Queda claro que es un tema de fondo, no solo de forma, como a manera de defensa tratan o intentarán minimizar la información presentada el pasado domingo. El argumento de que en la imprenta se les fueron las comillas se queda corto al tratar de explicar el origen de la “accidental omisión”. Quienes hemos trabajado un proyecto de tesis para titulación, y apoyados por algún académico de nivel superior, sabemos que además de todas las fuentes que debemos consultar para apoyar lo que deseamos presentar, la forma es importantísima, ya que los materiales académicos tienen unas convenciones que no podemos eludir: El Aparato Crítico, que es el conjunto de citas y referencias bibliográficas que sustentan y dan rigor al texto académico.

Volviendo a las obligaciones inherentes a nuestra profesión, la séptima también tenemos que atenderla y respetar la presunción de inocencia.

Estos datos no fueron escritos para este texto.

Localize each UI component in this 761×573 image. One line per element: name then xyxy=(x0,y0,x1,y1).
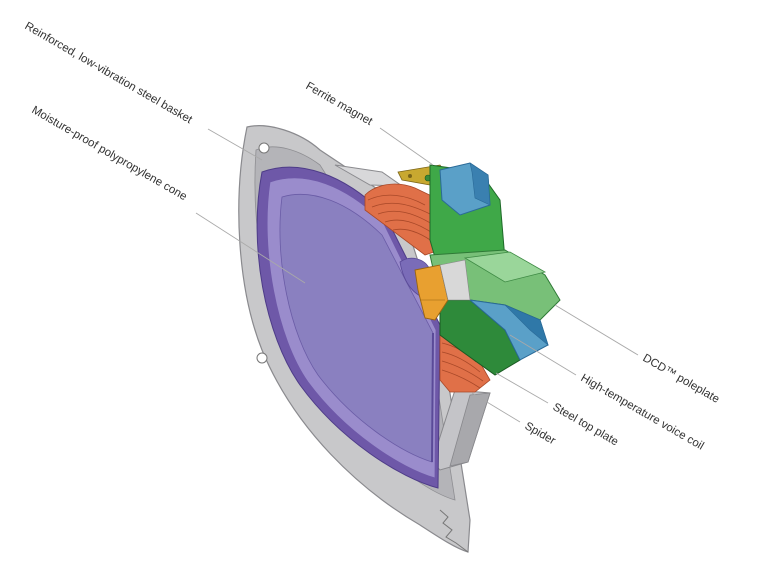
label-magnet: Ferrite magnet xyxy=(304,80,375,128)
basket-cut-edge xyxy=(439,509,469,553)
cone-cut-edge xyxy=(431,332,434,463)
leader-top-plate xyxy=(495,372,549,404)
basket-strut-bottom-face xyxy=(449,392,491,467)
cone-assembly xyxy=(256,166,441,489)
label-spider: Spider xyxy=(523,420,558,447)
leader-magnet xyxy=(379,127,434,166)
leader-poleplate xyxy=(554,304,639,356)
leader-spider xyxy=(471,392,521,423)
label-top-plate: Steel top plate xyxy=(551,401,621,448)
mounting-hole-top xyxy=(258,142,270,154)
leader-voice-coil xyxy=(509,334,577,376)
motor-assembly xyxy=(397,162,561,376)
dcd-poleplate xyxy=(463,251,547,283)
leader-basket xyxy=(207,128,263,161)
leader-cone xyxy=(195,212,306,284)
leader-lines xyxy=(195,127,639,423)
magnetic-gap xyxy=(439,259,471,301)
mounting-hole-bottom xyxy=(256,352,268,364)
cone-face xyxy=(279,193,434,463)
label-poleplate: DCD™ poleplate xyxy=(641,352,722,406)
spider-upper xyxy=(364,183,441,256)
label-cone: Moisture-proof polypropylene cone xyxy=(30,104,189,203)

Está en manos de la Facultad de Derecho de la Universidad Panamericana realizar la investigación correspondiente y actuar en consecuencia. Sin importar los conflictos políticos y de opinión pública, la UP debe ser coherente y asumir el costo que tenga que “pagarse”; los valores, la ética y la identidad cristiana, son la moneda de cambio cuando se compara a mi alma mater respecto a otras casas de estudio.

¿Que si se ha visto amenazado el prestigio de la universidad?, no creo. ¿Que si me ofende que un egresado de la UP sea sorprendido en una situación como ésta?, no, me ofende más como mexicano que nuestro presidente no da una. Como confío en que la Universidad actuará de acuerdo con lo que corresponda, sólo queda esperar y permitir que todo se ponga en su lugar.

He leído muchos posts y válidos comentarios u opiniones respecto a este tema, lo importante e imposible de ignorar son los hechos. Por lo pronto me limito a observar el pésimo manejo de crisis y de comunicación hacia el exterior por parte de la UP, creo que había muchas formas de encarar la situación, no sé, convocar a una rueda de prensa, nombrar a algún vocero y que se colocaran con una postura respecto a un “accidente” que podría traer consigo graves consecuencias.

Los involucrados tienen nombre y apellido, ellos son los responsables, que la paguen, ojalá no quede impune o en el olvido. En el aforismo 370 del libro Camino de San Josemaría Escrivá de Balaguer —fundador del Opus Dei— nos dice:

“Si no eres malo, y lo pareces, eres tonto. Y esa tontería — piedra de escándalo — es peor que la maldad.”